Foto: WOLFGANG KAISER

"Wir sind ja selbst schuld, aber die Flüchtlinge können doch nichts dafür", sagt in der Kapelle des Männergefängnisses Reinhold K. Der 46-Jährige sitzt seit etwa einem Jahr dort ein und rechnet 2017 mit seiner Entlassung. Den Grund seiner Inhaftierung will Reinhold K., der zum Küster der Kapelle geworden ist, nicht nennen. Stattdessen erzählt er von einer bemerkenswerten Initiative. Nachdem Gefangene von den Flüchtlingsströmen ins Syrien gehört hatten, informierten sie sich weiter darüber und fassten wenig später den Entschluss, etwas für die Flüchtlinge zu tun. Es ging der Spendentopf rum und es kamen exakt 1200 Euro zusammen.

Wenn man weiß, dass viele Inhaftierte für ihren persönlichen Bedarf über ein monatliches Taschengeld von nur 30 Euro verfügen, ist dieses Engagement gar nicht hoch genug einzuschätzen. Darin waren sich auch Justizvollzugsbedienstete einig. "Etwa 80 Gefangenen haben mitgemacht und gespendet", fasst der evangelische Gefängnisseelsorger Lutz Aupperle zusammen.
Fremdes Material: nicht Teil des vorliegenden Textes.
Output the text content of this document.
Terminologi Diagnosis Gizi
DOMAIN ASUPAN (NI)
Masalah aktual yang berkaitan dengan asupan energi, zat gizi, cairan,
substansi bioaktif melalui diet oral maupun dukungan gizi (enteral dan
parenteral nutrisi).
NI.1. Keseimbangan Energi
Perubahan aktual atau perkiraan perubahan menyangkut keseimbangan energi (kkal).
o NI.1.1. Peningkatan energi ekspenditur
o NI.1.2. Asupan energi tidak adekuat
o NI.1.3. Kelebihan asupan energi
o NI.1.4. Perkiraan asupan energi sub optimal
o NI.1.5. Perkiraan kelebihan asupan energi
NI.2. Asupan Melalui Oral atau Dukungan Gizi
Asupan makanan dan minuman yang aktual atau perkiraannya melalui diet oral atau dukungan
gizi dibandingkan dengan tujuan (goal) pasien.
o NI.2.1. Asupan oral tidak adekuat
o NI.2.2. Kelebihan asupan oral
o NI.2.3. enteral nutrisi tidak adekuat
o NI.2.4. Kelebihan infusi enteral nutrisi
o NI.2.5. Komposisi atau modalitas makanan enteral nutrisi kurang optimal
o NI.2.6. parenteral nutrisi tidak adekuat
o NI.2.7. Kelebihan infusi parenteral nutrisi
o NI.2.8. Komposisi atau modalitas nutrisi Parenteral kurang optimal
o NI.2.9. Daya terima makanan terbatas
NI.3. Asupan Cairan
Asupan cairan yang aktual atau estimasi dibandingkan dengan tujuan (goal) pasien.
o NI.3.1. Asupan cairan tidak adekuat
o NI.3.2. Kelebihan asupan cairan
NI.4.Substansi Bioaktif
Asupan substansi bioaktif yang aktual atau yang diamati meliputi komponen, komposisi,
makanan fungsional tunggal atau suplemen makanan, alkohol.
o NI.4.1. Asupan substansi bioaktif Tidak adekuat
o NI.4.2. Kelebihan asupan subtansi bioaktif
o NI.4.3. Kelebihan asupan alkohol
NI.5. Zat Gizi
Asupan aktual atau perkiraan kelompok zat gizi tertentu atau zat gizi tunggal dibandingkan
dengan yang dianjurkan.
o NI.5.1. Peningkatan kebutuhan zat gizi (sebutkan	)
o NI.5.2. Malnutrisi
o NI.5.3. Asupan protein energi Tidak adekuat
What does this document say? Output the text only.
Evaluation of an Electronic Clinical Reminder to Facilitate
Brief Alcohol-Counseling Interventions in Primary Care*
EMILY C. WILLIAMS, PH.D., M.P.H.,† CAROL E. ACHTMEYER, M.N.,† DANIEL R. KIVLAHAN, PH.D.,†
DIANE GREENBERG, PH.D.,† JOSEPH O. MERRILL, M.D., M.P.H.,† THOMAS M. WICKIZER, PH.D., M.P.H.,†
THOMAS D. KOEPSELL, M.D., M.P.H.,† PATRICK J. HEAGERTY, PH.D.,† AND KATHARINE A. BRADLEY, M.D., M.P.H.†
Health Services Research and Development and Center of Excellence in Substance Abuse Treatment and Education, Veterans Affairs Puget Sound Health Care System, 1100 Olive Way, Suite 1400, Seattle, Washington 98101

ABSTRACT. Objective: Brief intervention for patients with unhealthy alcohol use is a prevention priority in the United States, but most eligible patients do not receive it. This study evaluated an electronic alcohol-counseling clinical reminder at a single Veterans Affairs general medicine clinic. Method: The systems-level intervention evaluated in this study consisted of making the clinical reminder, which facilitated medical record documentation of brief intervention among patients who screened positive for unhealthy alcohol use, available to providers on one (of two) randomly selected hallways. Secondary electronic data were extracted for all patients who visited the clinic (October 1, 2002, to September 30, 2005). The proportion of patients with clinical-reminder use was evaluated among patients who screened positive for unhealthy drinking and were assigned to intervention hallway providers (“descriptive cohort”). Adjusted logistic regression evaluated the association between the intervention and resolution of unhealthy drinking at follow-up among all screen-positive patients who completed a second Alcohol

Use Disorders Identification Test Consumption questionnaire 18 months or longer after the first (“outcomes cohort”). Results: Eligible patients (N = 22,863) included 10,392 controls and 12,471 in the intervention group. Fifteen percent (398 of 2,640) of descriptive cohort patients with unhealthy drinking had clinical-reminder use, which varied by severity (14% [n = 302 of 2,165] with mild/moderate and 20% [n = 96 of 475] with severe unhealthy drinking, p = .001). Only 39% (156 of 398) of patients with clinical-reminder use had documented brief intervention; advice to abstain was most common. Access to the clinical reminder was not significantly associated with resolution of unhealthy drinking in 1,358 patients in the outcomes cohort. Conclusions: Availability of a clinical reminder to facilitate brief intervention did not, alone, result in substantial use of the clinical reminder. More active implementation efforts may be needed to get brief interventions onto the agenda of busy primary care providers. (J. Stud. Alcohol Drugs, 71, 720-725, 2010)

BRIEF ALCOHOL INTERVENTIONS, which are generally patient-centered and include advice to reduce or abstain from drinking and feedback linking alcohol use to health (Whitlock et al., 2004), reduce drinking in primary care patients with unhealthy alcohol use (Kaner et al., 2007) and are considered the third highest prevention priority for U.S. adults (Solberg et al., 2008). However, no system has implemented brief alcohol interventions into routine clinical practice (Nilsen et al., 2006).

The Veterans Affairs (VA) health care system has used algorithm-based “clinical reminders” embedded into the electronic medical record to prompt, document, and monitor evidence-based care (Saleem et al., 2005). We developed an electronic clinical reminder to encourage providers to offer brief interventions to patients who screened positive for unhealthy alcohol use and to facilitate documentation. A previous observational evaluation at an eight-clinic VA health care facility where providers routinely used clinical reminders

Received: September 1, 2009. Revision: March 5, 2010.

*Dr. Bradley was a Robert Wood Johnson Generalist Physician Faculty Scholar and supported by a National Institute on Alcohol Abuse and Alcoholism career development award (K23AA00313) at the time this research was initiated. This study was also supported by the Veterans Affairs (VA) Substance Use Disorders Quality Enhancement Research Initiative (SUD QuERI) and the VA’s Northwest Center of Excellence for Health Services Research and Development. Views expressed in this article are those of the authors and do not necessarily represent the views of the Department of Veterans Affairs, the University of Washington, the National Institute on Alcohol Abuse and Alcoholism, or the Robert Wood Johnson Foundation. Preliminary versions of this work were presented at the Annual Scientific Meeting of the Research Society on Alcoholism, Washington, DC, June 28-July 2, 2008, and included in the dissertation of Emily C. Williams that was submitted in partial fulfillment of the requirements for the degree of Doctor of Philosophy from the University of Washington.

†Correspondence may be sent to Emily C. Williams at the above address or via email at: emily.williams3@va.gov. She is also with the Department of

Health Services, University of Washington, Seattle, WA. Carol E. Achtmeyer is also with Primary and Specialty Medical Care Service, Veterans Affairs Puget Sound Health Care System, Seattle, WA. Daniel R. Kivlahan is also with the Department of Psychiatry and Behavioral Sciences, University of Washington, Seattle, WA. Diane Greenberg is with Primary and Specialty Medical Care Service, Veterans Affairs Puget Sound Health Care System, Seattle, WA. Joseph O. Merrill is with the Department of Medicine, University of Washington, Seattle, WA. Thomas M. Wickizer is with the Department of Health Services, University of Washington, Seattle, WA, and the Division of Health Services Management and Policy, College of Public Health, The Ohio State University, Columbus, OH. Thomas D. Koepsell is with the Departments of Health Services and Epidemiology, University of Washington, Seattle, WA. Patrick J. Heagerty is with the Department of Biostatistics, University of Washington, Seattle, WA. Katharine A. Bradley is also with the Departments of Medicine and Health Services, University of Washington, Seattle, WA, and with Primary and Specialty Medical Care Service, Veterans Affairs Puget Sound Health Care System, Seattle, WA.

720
Er erinnert daran, dass es im Männerhaus unter anderem Arbeitskreise gibt, die regelmäßig zusammen kommen und über Gott und die Welt sprechen.

Man wollte helfen, wusste aber zunächst nicht wie und wem. Aus Reihen der Gefangenen wurde dann das Vorster Medikamentenhilfswerk "action medeor" genannt. Der dort für die Bildungsarbeit zuständige Norbert Vloet wurden dann vom Arbeitskreis eingeladen, nannte unter anderem Einsatzmöglichkeiten der Hilfe. Auch ein anderer Arbeitskreis, den dort der katholische Geistliche Ralph Kreutzer leitet, griff die Idee auf.

Die 1200 Euro sollen bald an ein Flüchtlingslager im Nordirak gehen, dorthin werden dann von "Action Medeor" Decken, Medikamente und andere medizinische Hilfsgüter gebracht. "Eine solche Hilfsbereitschaft von Gefangenen habe ich noch nicht erlebt, dies ist bewunderns- und bemerkenswert", sagt Norbert Vloet bei seinem Besuch im Männergefängnis. Er brachte eine große Spenden-Urkunde und ein Dankesschreiben mit. "Diese werden wir jetzt vervielfältigen und überall aufhängen, damit die Gefangenen auch sehen, was aus ihren Euros geworden ist", meint Lutz Aupperle.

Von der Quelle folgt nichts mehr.